Why use loss vs lr and not accuracy vs lr in lr_find?

kushaj · March 11, 2019, 1:20pm

In Leslie N. Smith’s paper, all the discussions were focused around using accuracy v/s learning_rate. But fastai uses loss v/s lr. Any reasons for it? Or is it just to reduce the computation?

Is there any way in which I can use accuracy in the plot?

machinethink · March 11, 2019, 5:15pm

I don’t know if this is the reason but accuracy is only a useful metric for certain tasks (such as classification but not for regression, for example), while you will always have a loss regardless of the task.

KarlH · March 11, 2019, 6:56pm

One reason I can think of is that accuracy breaks results down to a binary decision based on your accuracy threshold. Loss on the other hand reflects how confident the model is in its decisions.

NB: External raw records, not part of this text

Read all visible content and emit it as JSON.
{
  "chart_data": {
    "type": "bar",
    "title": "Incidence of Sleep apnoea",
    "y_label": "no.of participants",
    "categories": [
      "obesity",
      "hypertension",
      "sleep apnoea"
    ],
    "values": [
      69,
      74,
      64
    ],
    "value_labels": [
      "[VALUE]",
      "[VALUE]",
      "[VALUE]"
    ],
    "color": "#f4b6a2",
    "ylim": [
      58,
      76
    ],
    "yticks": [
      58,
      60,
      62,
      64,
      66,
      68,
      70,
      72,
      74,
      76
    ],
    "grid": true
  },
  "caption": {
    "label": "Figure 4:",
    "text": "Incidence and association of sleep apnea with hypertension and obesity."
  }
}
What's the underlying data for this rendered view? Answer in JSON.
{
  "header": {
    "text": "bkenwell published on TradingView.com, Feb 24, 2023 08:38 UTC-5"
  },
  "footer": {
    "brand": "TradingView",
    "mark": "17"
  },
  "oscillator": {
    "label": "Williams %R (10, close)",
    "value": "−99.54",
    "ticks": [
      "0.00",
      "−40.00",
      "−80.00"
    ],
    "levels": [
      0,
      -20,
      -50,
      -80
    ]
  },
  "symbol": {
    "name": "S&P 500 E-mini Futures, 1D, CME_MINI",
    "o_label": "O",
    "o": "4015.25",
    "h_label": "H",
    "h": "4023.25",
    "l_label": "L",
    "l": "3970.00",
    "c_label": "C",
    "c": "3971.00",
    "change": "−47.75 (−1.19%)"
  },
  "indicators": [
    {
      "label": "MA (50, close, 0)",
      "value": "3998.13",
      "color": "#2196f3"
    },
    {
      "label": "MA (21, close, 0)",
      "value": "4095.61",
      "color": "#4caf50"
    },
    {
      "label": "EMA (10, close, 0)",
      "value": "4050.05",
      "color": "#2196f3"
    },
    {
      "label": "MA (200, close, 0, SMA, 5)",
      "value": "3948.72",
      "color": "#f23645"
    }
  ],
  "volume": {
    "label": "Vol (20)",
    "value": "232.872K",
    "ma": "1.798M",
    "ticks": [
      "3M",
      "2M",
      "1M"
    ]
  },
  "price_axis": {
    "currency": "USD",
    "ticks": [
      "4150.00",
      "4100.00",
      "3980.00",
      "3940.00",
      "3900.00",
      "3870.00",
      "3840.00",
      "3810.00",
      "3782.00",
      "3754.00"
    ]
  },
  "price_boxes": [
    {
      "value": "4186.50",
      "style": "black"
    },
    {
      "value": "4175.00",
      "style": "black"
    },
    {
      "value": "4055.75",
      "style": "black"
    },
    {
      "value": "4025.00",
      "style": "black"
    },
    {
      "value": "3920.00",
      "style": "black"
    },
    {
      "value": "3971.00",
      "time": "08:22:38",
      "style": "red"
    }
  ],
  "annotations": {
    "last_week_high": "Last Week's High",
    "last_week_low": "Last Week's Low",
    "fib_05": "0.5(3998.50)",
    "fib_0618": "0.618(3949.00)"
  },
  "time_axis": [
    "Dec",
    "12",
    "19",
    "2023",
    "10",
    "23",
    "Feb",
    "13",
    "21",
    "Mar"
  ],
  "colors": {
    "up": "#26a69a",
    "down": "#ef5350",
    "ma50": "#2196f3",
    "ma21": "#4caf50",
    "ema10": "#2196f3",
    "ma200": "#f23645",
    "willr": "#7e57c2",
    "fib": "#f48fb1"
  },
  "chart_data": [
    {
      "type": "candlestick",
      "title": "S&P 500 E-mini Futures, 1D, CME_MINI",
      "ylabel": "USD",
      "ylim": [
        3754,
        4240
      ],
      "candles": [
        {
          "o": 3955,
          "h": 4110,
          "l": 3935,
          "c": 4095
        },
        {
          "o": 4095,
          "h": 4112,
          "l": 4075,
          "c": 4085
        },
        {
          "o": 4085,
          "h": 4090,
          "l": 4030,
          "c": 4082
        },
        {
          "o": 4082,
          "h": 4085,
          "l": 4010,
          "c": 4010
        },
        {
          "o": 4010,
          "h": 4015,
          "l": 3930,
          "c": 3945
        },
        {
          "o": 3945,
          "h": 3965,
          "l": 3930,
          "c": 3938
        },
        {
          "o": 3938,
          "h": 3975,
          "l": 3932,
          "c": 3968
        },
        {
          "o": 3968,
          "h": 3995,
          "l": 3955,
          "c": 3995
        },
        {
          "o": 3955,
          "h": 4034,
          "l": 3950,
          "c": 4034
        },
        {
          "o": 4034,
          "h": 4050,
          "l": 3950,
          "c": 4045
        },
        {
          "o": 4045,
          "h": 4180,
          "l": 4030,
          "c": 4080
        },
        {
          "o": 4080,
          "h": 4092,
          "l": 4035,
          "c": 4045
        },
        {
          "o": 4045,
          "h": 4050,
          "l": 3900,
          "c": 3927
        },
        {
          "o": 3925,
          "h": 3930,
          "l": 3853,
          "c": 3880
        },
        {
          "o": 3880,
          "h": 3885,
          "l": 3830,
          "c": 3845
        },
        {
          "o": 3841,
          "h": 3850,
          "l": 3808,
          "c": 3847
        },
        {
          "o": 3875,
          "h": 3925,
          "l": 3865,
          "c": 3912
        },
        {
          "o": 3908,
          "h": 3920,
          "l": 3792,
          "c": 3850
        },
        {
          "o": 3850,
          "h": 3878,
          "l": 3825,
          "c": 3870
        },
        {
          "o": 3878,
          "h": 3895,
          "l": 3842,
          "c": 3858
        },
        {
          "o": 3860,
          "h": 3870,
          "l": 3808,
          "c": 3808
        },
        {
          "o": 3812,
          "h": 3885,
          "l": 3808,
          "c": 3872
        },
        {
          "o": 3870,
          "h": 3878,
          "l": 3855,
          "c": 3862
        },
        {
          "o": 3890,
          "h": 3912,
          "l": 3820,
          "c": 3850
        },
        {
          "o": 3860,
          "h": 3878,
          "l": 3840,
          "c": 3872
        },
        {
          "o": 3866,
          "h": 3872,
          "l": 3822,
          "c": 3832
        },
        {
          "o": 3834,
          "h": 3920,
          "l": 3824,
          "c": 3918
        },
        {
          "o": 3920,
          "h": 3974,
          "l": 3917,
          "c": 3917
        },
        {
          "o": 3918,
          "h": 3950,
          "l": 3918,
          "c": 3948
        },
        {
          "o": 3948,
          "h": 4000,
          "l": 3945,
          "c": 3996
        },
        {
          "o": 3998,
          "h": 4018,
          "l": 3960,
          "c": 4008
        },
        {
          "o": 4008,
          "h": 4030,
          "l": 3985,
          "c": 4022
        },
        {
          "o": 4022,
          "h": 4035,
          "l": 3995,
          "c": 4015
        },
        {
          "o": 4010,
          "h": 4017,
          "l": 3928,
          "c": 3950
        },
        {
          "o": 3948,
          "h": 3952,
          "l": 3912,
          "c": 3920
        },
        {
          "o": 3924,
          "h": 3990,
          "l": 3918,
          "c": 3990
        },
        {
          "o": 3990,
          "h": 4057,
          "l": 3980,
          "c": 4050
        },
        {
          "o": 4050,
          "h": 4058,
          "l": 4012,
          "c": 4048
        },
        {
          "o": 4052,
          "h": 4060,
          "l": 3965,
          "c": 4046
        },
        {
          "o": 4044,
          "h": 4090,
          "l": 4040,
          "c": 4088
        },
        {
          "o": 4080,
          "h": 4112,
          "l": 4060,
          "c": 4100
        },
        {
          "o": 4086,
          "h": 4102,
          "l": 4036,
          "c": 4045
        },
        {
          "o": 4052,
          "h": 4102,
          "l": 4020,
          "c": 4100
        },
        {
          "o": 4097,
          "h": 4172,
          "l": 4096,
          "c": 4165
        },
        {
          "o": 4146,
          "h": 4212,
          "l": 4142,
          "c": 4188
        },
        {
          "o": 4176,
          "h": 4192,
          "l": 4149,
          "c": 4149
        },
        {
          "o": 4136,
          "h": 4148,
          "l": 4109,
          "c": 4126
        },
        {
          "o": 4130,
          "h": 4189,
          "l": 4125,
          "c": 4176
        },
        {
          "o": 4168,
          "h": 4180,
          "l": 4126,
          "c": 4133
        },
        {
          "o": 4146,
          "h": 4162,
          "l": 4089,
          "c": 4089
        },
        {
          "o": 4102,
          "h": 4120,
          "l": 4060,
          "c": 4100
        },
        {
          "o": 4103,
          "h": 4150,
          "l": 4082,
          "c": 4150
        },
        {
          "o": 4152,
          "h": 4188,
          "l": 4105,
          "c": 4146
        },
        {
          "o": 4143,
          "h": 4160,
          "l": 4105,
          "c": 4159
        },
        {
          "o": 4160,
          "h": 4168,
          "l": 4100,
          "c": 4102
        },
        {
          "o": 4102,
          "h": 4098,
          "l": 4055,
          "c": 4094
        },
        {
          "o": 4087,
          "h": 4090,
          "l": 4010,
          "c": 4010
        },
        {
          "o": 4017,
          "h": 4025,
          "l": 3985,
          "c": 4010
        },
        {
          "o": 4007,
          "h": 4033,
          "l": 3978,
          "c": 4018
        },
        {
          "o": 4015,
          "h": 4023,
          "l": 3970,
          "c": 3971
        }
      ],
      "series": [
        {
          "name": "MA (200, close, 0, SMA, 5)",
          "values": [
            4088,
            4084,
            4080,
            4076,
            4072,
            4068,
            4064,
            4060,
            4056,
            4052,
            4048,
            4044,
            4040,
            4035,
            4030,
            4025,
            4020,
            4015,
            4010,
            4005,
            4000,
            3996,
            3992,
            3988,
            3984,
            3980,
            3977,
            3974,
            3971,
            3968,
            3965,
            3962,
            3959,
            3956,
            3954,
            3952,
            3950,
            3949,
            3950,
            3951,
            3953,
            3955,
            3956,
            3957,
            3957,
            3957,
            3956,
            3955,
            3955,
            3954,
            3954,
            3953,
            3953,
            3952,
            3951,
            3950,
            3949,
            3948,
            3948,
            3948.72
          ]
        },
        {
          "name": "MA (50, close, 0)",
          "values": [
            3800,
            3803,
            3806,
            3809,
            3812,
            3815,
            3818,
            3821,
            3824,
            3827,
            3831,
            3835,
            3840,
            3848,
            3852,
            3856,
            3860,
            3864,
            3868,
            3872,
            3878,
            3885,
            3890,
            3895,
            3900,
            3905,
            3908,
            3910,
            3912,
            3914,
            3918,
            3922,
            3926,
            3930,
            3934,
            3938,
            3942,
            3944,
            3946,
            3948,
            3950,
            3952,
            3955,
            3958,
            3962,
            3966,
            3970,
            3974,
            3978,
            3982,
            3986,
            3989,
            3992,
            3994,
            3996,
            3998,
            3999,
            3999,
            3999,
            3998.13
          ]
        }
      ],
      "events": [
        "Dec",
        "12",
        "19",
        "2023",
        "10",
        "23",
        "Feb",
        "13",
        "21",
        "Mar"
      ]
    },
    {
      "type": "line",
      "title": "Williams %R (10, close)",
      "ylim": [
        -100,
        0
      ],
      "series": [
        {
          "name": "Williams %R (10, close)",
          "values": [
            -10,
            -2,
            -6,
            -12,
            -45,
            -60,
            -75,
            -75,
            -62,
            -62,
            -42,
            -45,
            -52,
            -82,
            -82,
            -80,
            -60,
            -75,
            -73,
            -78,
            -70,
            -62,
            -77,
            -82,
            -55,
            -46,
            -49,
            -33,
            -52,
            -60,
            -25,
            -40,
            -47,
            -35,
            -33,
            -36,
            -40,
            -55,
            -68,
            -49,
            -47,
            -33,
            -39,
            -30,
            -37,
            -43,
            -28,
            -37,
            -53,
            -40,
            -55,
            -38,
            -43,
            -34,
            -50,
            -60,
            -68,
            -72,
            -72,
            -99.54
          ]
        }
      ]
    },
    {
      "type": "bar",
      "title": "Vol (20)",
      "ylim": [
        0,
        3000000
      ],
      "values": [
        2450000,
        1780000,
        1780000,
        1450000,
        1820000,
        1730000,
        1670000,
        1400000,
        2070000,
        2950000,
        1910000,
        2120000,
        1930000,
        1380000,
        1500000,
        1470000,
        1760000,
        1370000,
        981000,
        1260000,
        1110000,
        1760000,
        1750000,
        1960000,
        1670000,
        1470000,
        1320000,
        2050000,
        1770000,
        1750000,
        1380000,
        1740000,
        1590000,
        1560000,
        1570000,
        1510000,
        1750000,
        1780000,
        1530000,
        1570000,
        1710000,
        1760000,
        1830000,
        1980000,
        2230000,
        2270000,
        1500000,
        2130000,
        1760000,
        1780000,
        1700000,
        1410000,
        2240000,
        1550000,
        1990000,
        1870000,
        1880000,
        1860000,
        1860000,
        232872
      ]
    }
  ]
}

Consider binary classification on two examples with ground truth values (0, 1). One model classifies the examples (0, 1) with probabilities (0.4, 0.6). The other classifies the examples (0, 1) with probabilities (0.02, 0.98). These models would have the same accuracy based on a threshold of 0.5, but the second model would have a much lower loss.

Krisztian · March 12, 2019, 4:06pm

I don’t think you can use accuracy in lr_find out of the box. However, writing a callback for this purpose should be really simple.

I’m more confused by why you would want to do this in the first place. You are going to be optimizing your loss function, not your accuracy. You want a high lr, without so high that your loss diverges. That’s what lr_find lets you do.

If your question is why not use accuracy (as opposed to say BCE) as loss:

Accuracy is not a smooth function, has no derivatives
As @KarlH said, it doesn’t give you probabilities.

kushaj · March 12, 2019, 8:03pm

It makes sense to use to use loss instead of accuracy.